If you’ve recently written and published a book and started to receive traction on it – you may notice that you’re getting reviews, both negative and positive.
You should know that even well-renowned books have negative reviews. Books that are considered classics or great literature have many negative reviews. Why?
Because expectations play a huge role in our perspective of a book. If you believed that a book would be a five-star, phenomenal read and then get it home and actually read it and find out it’s a three-star book in your view, that is going to dampen your thoughts on book and because your expectations weren’t met – you may review it at a lower rating with a negative rating.
But the opposite can happen as well. If you believe that a book is going to be a zero or one-star read and you have little to no interest in the content – if for some reason you pick it up and begin reading, you may find yourself actually enjoying it. Finding the information inside valuable. Suddenly the one-star book that you thought it was has now become a four or five-star book because it far surpassed your expectations.

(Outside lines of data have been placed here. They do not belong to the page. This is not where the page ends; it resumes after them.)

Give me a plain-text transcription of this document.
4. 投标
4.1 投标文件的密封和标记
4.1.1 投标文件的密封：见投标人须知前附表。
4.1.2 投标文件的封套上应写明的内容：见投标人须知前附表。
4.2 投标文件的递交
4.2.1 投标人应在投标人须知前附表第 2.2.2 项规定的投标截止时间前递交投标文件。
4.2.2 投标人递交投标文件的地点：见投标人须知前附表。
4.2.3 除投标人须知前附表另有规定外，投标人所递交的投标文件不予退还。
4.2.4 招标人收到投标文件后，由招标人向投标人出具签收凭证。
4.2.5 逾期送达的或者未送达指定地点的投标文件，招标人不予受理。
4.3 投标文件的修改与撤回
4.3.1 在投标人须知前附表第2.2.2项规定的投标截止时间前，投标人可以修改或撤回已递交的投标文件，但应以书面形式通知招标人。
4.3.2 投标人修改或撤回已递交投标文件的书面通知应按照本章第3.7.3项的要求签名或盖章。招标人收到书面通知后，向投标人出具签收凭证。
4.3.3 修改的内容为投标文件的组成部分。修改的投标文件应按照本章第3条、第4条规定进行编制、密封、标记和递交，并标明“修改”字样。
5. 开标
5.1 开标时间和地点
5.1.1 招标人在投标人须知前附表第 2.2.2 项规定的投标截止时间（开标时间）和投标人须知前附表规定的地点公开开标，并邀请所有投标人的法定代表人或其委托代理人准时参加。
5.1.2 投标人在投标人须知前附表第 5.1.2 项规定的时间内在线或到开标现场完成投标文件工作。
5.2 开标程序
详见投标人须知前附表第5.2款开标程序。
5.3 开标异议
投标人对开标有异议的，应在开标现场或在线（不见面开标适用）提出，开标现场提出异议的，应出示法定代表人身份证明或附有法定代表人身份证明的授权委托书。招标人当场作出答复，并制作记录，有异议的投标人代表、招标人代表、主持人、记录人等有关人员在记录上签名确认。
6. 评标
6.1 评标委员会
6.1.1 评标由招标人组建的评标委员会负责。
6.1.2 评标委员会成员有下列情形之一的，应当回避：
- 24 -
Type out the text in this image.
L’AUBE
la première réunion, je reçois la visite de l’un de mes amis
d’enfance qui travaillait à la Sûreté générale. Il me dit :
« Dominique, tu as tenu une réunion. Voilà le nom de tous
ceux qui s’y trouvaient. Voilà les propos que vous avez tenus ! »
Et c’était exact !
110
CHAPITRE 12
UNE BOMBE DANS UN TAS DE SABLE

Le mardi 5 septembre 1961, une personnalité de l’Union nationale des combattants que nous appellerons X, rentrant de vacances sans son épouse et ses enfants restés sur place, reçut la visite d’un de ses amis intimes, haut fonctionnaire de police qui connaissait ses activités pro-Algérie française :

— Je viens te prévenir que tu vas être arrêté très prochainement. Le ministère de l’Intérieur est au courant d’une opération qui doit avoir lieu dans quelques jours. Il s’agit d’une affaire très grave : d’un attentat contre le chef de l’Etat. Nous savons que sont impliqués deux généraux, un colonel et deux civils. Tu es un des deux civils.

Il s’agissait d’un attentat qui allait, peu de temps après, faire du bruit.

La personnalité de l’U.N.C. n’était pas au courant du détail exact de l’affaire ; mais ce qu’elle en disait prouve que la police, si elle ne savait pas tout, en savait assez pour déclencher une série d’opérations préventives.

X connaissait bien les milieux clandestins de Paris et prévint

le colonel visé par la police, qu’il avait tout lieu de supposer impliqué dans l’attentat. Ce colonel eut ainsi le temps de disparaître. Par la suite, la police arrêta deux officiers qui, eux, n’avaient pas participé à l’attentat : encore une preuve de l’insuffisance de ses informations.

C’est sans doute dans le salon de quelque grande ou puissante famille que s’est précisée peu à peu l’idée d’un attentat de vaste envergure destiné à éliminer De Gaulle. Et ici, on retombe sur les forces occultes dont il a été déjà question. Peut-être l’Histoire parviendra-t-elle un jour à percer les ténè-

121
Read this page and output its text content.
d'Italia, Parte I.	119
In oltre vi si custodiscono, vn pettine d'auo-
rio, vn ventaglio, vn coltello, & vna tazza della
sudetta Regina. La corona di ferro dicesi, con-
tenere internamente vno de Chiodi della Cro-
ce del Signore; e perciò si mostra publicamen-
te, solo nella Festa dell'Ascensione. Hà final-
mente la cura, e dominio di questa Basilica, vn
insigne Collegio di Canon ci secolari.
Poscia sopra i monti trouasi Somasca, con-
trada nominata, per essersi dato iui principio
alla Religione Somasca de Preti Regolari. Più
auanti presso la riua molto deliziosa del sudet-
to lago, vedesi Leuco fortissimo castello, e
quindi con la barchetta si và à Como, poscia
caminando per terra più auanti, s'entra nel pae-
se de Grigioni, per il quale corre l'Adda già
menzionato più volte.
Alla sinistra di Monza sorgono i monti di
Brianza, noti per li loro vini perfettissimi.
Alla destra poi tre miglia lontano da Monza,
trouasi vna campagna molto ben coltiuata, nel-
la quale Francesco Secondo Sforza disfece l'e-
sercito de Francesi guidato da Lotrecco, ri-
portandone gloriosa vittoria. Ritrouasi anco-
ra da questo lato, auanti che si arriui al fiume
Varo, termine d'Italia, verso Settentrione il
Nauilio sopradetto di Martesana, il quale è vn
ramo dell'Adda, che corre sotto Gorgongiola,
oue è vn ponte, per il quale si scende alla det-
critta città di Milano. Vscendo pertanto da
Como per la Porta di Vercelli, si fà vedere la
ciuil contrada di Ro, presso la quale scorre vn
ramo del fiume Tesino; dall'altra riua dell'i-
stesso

Sometimes there are incentives given to a reader in exchange for a review. Such as the exchange of a free book for a review. This means the reader is more likely to leave a review (positive or negative) because there is an incentive to do so.
However, the biggest thing at play is association or disassociation. When someone really believes in something (like a book), they’ll do everything they can to associate with it, including leaving a positive rating and review for it. They’ll share that review, maybe even share the product. They want people to know they endorse it. On the flip side, if someone finds a product to go against what they believe in or finds it unsatisfactory, they too, want to be heard. They want people to know that they disliked the product. That they feel others shouldn’t like the product either – resulting in a negative rating and review. They want to disassociate with the product.
It’s important to remember you can’t please everyone. If your positive reviews outweigh your negative reviews, you shouldn’t spend too much time or energy focusing on it. If you have more negative reviews than positive ones, you may want to evaluate the common themes and try to revise or edit your product to improve.